I’ll preface this by saying this: the 44th pick fucking blows in terms of historical impact. If this were based solely off of 44, Malik Rose would probably win. Which, like, OAKAAK, two-time NBA champ and all that, but I want to shoot higher.

Luckily, the 43rd and 45th picks offer many more bounties. 2008’s 45th overall pick yielded current Miami PG Goran Dragic, who is a very good player. Pick 43 gave even more positive results — former (got way better after he left) Knick Trevor Ariza was picked there, as was former Bucks guard Michael Redd and former Indiana Pacer Antonio Davis.

Let’s take a look at these guys’ career averages all next to one another:

Much like Reed, Redd’s career was cut short by a slew of injuries later on, forcing him into retirement in his early 30s. But man, this dude could flat out ball, and I think he takes the cake for the best pick in the 43-45 range.

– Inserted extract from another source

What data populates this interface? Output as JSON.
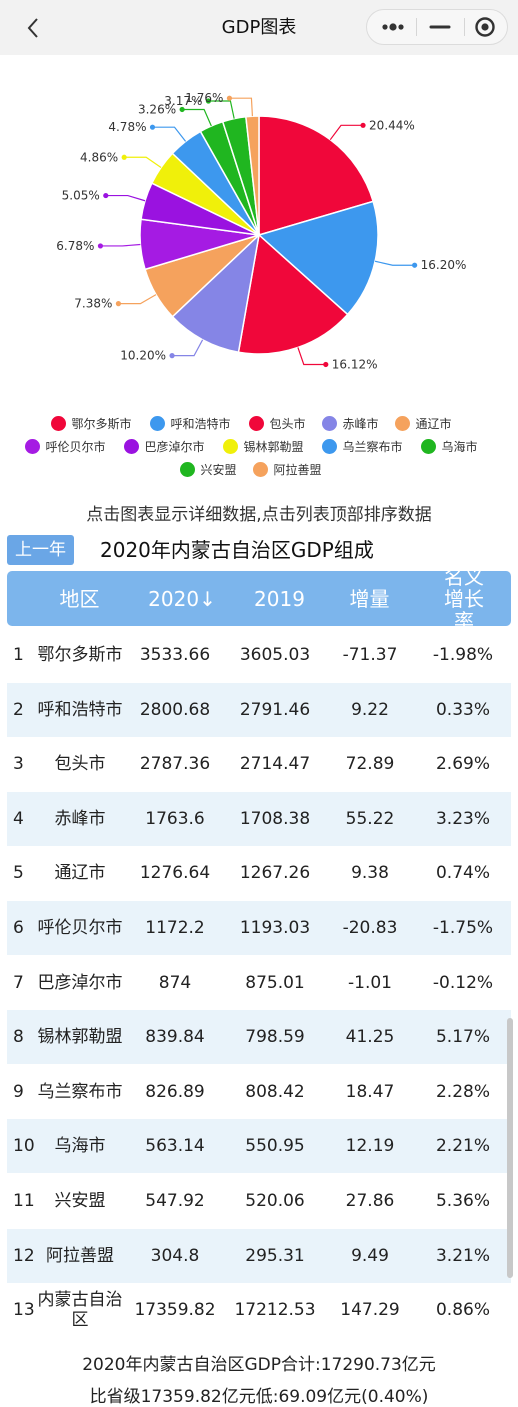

We’re talking about a guy that put up six straight efficient 20+ point per game seasons in a row (at one point scoring 26.7 PPG on a .465/.382/.829 slash line with 29.5% usage). Somehow Redd only made one All-Star team in his career, but damn if he wasn’t one of the best scorers in the league for about half a decade.

With that, Redd gets my vote as the best pick in the 43-45 range, with Dragic as a somewhat distant second but a solid “Incomplete” on his report card. Here’s the results of my imaginary poll:

  1. Michael Redd — 44 votes
  2. Goran Dragic — 31 votes
  3. Trevor Ariza — 13 votes
  4. Antonio Davis — 11 votes
  5. Jorts — 1 vote (Seth)

Pick 58

Y’know, pick 44 didn’t end up being too bad. Picks 57-59... well, not quite as good, with one gigantic exception.

If we were going to go with purely pick 58... Man, it’s like reaching into a toilet, grabbing the most round turd, and throwing it in a rock polisher. I guess, gun to my head, I’d take Lester Hudson. He once averaged almost 13 points per game off the bench for the Cavs when they sucked! So there’s that. #PreChampionshipPedigree

There’s a runaway winner here, but just for competition’s sake, here’s a comparison of the two best players drafted in the 57-59 range, both from pick 57:

I know, I know. Marcin Gortat’s pretty damn impressive.

Yeah, Manu Ginobili’s the clear champion here. And in what’s supposed to be a deep Draft like this, there could be a a Manu Ginobili sitting there at 58 (trust in Clarence boiiii).

Here’s the results of my poll for the best 57-59th pick ever:

  1. Manu Ginobili — 100 votes

So what can we learn from all of this? Probably that a tremendous player will be selected in the second round, one pick before the Knicks make their choice. Or, if you want to keep on the bright side of life, the Knicks are totally going to walk away with Willis Reed, Michael Redd and Manu Ginobili from this year’s Draft, of course! Hang the banners now!